The intrusion, observed in December 2025, involved a custom Go-based remote access trojan known as Backdoor. Turn. Investigators found that the malware obtained an anonymous Microsoft Teams visitor token and used legitimate Teams relay mechanisms during connection setup, allowing malicious traffic to appear as if it belonged to ordinary enterprise communication. The technique made the activity harder to detect because security teams often treat Microsoft collaboration traffic as trusted and business-critical.
The backdoor abused Traversal Using Relays around NAT, known as TURN, a protocol used by Teams when direct client-to-client connections are not available, such as when users sit behind private networks or restrictive firewalls. By routing part of its communications through familiar infrastructure, the malware blurred the line between normal conferencing traffic and attacker-controlled command channels. The case is being treated as the first known instance of malware using Microsoft Teams TURN relays in the wild for command-and-control activity.

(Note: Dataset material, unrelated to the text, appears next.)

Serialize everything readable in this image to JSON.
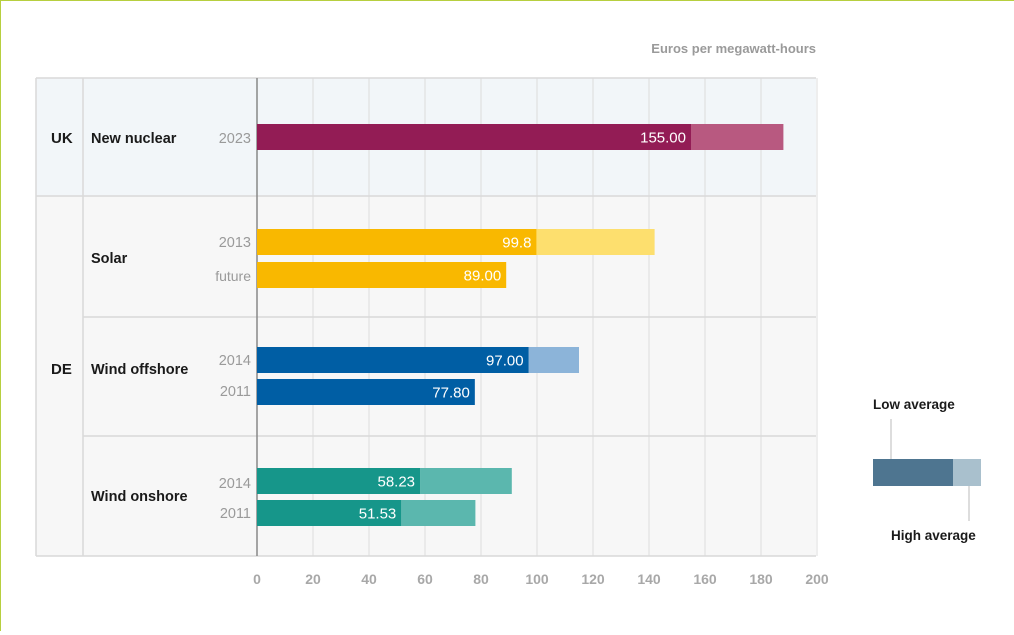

The attack is significant because it shows ransomware affiliates moving beyond common phishing, stolen credentials and remote access tools into techniques that deliberately exploit the trust built around cloud communication platforms. Teams, Zoom, Slack and similar services have become central to corporate operations, and attackers increasingly seek to blend into those flows rather than rely on obviously suspicious infrastructure.
The targeted company has not been publicly named, but the intrusion appears to have begun with exploitation of an unknown weakness in an SQL or MSSQL server. After gaining a foothold, the attackers downloaded a compressed archive containing legitimate executables and a malicious dynamic-link library, using sideloading to run their code under the cover of trusted software. They then strengthened persistence by creating unauthorised users, altering Windows security settings and modifying firewall rules.
The operators also used bring-your-own-vulnerable-driver methods to disable or bypass security tools. This tactic relies on signed but flawed drivers that can be abused to gain kernel-level privileges. In this incident, multiple drivers were used, including Huawei’s HWAuidoOs2Ec. sys, a Topaz AntiFraud driver tracked as CVE-2023-52271, Tower of Fantasy’s GameDriverx64. sys tracked as CVE-2025-61155 and K7 Security’s K7RKScan. sys tracked as CVE-2025-1055. A custom malicious driver named ABYSSWORKER was also deployed while masquerading as a legitimate Palo Alto component.
Backdoor. Turn was injected into DbgView64. exe after ransomware deployment, suggesting that the operators wanted either continuing access or a fallback channel after encryption. Its functions included command execution, process creation, network scanning, TLS certificate capture, LDAP and Active Directory queries, website title collection and browser credential theft. These capabilities gave the attackers tools for reconnaissance, lateral movement and credential harvesting before the final ransomware stage.
After reconnaissance and defence evasion, data was exfiltrated and DragonForce ransomware was deployed to encrypt systems. The sequence follows the double-extortion model now common among ransomware groups, where victims face both operational disruption and the threat of stolen data being released if payment is refused.
DragonForce has grown quickly since it appeared in 2023, shifting from a lesser-known ransomware operation into a ransomware-as-a-service platform with affiliate-driven activity. Its operators have promoted cartel-style branding, allowing other criminal groups to use its infrastructure and tools. The model gives affiliates flexibility while allowing the core group to expand reach without directly conducting every intrusion.
The group gained wider attention in 2025 after attacks linked to UK retailers including Marks & Spencer, Co-op and Harrods. Those incidents highlighted the role of social engineering, service-desk manipulation and identity compromise in modern ransomware operations. Co-op later confirmed data theft affecting millions of members, while disruption at Marks & Spencer exposed the operational cost of attacks that begin with impersonation and end with encryption.
The Teams relay abuse adds another layer to that threat picture. It shows that trusted software is no longer merely a delivery channel for phishing messages or malicious links, but can be used as part of the attacker’s covert communications architecture. For defenders, the lesson is that allow-listed traffic still needs behavioural monitoring, particularly where unusual token use, unexpected relay activity, new local users, driver loading and security-tool termination appear in the same chain.